Neonatal presentation includes poor feeding, lethargy, and progressive neurological deterioration. Without treatment, coma and death occur. Treatment involves dietary restriction of BCAA and careful metabolic monitoring during intercurrent illness. Liver transplantation corrects the metabolic defect by providing enzyme activity.

Urea Cycle Disorders

Urea cycle disorders result from defects in any of the six enzymes of the urea cycle. Ornithine transcarbamylase deficiency is the most common and is X-linked. Defects impair nitrogen disposal, causing ammonia accumulation. Hyperammonemia in the neonatal period causes lethargy, vomiting, cerebral edema, and coma.

Treatment includes protein restriction, arginine supplementation, nitrogen-scavenging drugs such as sodium phenylbutyrate that provide alternative pathways for waste nitrogen excretion, and hemodialysis for acute hyperammonemic crises. Liver transplantation is curative.

Glycogen Storage Diseases

GSDs result from defects in glycogen metabolism enzymes, causing abnormal glycogen accumulation. Von Gierke disease from glucose-6-phosphatase deficiency causes severe fasting hypoglycemia, lactic acidosis, hyperuricemia, and hyperlipidemia. Treatment includes uncooked cornstarch to provide sustained glucose release.

Pompe disease from acid alpha-glucosidase deficiency causes glycogen accumulation in lysosomes, primarily affecting cardiac and skeletal muscle. The infantile form presents with cardiomyopathy and early death. Enzyme replacement therapy with recombinant alglucosidase alfa improves outcomes.

Lysosomal Storage Diseases

LSDs result from deficiencies of lysosomal hydrolases, causing accumulation of undegraded substrates. Gaucher disease, the most common, results from glucocerebrosidase deficiency, causing accumulation of glucocerebroside in macrophages. Hepatosplenomegaly, bone pain, and cytopenias are typical. Enzyme replacement therapy and substrate reduction therapy are available.

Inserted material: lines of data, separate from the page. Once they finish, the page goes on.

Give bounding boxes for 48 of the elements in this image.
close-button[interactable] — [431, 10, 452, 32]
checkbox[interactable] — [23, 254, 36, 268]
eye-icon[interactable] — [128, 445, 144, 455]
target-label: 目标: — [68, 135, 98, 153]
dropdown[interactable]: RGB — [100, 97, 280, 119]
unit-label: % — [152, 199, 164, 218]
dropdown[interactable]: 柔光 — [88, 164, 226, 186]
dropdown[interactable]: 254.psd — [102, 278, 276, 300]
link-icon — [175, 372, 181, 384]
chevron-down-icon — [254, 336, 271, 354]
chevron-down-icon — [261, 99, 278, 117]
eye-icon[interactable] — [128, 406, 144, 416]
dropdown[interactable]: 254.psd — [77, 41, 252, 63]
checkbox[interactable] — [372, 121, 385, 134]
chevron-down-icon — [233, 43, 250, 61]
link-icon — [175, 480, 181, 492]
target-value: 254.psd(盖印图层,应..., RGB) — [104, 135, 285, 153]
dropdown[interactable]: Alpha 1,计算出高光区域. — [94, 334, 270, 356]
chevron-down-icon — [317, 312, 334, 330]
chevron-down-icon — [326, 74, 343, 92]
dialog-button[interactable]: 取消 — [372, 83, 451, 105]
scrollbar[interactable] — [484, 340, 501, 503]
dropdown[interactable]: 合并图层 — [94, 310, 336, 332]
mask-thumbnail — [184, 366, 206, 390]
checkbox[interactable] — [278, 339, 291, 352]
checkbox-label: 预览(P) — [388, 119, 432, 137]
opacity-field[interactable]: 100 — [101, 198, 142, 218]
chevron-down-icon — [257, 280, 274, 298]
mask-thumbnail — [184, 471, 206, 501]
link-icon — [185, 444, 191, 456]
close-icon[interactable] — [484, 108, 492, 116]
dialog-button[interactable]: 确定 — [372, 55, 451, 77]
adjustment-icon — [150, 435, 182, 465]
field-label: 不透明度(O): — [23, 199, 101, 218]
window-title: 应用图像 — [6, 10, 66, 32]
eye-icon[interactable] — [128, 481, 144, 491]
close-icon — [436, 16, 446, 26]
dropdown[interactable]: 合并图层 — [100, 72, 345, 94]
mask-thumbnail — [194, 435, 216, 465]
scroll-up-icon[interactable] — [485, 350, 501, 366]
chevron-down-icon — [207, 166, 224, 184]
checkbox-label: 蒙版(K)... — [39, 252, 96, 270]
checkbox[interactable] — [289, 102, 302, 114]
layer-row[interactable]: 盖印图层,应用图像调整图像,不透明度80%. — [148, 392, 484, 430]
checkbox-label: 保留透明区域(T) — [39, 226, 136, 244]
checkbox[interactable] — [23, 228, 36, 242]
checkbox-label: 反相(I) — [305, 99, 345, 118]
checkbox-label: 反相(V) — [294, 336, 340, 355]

Tay-Sachs disease from hexosaminidase A deficiency causes GM2 ganglioside accumulation, primarily in neurons. The infantile form presents with developmental regression, cherry-red macular spot, and blindness, with death by age 4. No effective treatment exists. Carrier screening in high-risk populations has reduced incidence.

Mitochondrial Disorders

Mitochondrial disorders affect oxidative phosphorylation, caused by mutations in mitochondrial or nuclear DNA. They affect tissues with high energy demands, particularly brain and muscle. MELAS presents with mitochondrial encephalopathy, lactic acidosis, and stroke-like episodes. Leigh syndrome causes subacute necrotizing encephalopathy. Diagnosis involves muscle biopsy showing ragged red fibers and biochemical analysis of respiratory chain complexes.

Newborn Screening

Expanded newborn screening using tandem mass spectrometry detects many IEMs from dried blood spots. Acylcarnitine profiles identify fatty acid oxidation disorders and organic acidemias. Amino acid profiles identify aminoacidopathies. Early detection allows presymptomatic treatment, dramatically improving outcomes for many disorders.

Treatment Principles

Treatment strategies include substrate restriction, such as the low-phenylalanine diet for PKU. Product supplementation replaces missing compounds, as with thyroid hormone in congenital hypothyroidism. Cofactor supplementation enhances residual enzyme activity. Enzyme replacement therapy delivers recombinant enzyme for lysosomal storage diseases. Substrate reduction therapy inhibits synthesis of accumulating substrates. Liver transplantation provides functional enzyme activity for some liver-based disorders.